考え方とは、その人の思想、哲学、理念、信念であり総じて人間としての生きる態度(姿勢)と言えるものです。能力と熱意には、0点から100点までありますが、考え方は、マイナス100点から100点まであります。
したがって、いかに能力と熱意が高得点でも、考え方がマイナスであれば、仕事の結果はマイナスになります。考え方次第で仕事の結果が、変わるということです。
仮に掛け算ではなく足し算であれば、考え方がマイナスでも、仕事の結果は、プラスになる可能性はあります。そのことを否とするために掛け算にしたところに、考え方がいかに大切かということがよくわかります。
志事は、仕事に向かい合う考え方を正しく持つことであるこのように考えると仕事は「事に仕える」と書きますが、「事を志す」と置き換えて志事と表現すると、自らが主体的にどのような考え方に基づいて仕事に取り組むかという態度が明確になり、何か背筋がピンと伸びるような感じがします。
ヴィクトール・エミール・フランクル(以下、フランクルと記します)は、著書『それでも人生にイエスと言う』の中で、ある青年とのやりとりを次のように述べています。

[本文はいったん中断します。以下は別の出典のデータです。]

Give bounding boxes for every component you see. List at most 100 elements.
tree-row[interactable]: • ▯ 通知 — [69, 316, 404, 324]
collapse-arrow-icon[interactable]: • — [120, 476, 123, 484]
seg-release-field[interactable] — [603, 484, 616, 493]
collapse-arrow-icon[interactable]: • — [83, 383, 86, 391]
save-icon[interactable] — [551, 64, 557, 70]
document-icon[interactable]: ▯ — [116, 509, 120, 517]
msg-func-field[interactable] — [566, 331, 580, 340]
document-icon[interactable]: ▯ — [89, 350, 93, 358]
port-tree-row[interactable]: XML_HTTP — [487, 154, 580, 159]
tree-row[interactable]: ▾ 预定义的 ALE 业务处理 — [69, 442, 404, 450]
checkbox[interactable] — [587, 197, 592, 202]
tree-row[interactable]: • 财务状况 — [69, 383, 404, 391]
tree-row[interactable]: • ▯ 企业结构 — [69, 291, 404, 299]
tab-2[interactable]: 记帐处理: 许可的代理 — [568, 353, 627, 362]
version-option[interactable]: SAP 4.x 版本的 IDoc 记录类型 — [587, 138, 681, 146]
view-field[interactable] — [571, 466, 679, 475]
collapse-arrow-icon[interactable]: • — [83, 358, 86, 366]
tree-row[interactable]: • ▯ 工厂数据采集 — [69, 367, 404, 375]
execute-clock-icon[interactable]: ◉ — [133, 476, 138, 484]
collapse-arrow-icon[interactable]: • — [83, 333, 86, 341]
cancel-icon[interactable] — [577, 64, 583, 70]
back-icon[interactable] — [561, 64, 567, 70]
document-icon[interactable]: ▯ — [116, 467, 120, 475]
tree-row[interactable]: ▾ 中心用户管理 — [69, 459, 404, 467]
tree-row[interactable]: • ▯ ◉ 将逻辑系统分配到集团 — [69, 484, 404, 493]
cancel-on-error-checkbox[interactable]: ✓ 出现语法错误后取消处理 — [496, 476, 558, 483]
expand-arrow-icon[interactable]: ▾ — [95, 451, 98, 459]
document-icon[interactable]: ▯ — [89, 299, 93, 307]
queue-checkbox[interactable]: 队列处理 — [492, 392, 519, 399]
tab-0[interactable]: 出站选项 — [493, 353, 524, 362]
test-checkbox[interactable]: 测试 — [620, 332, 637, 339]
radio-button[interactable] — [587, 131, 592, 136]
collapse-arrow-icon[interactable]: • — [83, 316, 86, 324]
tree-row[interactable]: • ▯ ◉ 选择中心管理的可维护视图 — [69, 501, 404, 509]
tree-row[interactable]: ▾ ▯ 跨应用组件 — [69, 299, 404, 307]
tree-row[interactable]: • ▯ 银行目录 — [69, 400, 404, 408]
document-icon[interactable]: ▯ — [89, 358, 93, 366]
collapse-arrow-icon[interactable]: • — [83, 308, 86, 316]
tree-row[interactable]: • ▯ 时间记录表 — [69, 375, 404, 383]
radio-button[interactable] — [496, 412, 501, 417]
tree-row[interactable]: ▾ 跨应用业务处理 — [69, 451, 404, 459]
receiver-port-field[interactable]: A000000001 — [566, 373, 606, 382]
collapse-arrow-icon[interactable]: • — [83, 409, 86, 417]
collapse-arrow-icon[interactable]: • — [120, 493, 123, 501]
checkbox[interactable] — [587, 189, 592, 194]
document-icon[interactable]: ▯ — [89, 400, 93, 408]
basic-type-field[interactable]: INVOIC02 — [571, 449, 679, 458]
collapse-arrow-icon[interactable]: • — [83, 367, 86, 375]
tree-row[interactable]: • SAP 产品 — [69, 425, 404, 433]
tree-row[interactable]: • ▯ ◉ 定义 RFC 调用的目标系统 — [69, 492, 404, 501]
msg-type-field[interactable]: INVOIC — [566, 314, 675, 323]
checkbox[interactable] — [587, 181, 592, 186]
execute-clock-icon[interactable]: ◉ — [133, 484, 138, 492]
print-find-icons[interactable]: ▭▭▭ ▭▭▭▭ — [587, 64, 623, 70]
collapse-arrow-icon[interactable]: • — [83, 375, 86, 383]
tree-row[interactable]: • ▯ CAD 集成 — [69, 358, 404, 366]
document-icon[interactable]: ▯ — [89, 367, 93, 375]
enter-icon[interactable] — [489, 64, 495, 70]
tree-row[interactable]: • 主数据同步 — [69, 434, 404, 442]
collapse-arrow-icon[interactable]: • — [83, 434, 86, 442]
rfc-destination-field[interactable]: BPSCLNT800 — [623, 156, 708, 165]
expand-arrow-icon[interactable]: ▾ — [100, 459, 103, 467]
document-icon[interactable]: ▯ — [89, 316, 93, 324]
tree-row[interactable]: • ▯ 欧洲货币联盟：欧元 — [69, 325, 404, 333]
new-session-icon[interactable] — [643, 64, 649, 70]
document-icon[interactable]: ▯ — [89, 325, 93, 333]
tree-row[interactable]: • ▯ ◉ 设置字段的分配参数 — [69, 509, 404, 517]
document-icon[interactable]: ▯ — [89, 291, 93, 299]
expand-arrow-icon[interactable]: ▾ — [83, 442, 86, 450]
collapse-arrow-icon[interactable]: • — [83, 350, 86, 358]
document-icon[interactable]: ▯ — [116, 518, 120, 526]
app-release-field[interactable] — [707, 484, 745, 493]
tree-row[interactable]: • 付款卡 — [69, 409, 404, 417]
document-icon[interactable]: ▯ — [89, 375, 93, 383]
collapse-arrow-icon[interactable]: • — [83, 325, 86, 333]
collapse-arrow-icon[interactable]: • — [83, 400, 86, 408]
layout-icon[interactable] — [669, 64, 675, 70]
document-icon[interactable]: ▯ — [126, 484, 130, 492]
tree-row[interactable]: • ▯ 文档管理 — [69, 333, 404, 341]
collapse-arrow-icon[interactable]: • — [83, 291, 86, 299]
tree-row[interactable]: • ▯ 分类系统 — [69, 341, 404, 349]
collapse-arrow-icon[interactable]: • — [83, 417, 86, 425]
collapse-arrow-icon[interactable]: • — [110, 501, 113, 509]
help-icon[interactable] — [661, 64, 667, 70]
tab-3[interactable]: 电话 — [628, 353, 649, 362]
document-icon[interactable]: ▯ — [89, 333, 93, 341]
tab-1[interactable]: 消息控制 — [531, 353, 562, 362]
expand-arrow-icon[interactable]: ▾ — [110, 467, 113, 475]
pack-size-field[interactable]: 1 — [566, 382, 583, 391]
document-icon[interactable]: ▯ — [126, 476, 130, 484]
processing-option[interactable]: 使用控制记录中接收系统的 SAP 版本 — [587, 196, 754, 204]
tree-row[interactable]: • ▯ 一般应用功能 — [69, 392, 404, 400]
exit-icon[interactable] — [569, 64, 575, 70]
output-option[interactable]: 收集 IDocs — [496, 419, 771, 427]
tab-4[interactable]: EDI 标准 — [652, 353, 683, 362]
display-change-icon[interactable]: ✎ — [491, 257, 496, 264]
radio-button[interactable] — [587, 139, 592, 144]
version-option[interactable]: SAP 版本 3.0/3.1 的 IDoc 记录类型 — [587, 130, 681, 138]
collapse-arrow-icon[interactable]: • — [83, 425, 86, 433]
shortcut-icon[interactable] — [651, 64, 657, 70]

「私の職業をなんだとお思いですか。一介の洋服屋の店員ですよ。私はどうしたらいいですか。私は、どうすれば人生を意味のあるものにできるんですか。」
青年の質問に対して、フランクルは次のように回答しています。
「この男が忘れていたのは、なにをして暮らしているか、どんな職業についているかは結局どうでもよいことで、むしろ重要なことは、自分の持ち場、自分の活動範囲においてどれほど最善を尽くしているかだけだということです。活動範囲の大きさは大切ではありません。(中略)。各人の具体的な活動範囲内では、ひとりひとりの人間がかけがえなく代理不可能なのです。だれもがそうです。各人の人生が与えた仕事は、その人だけが果たすべきものであり、その人だけに求められているのです。」
フランクルと青年とのやりとりは、人生の方程式(稲盛氏)の「考え方」に関する両者の違いが明確に出ていると思います。やらされ感で仕事をするのではなく、当事者意識を持って自分の仕事として向き合えば、様々な気づきや創意工夫のアイデアで付加価値が生まれます。
仕事の大小や内容や世間的な価値ではなく、どのように仕事に向き合うかという考え方が重要です。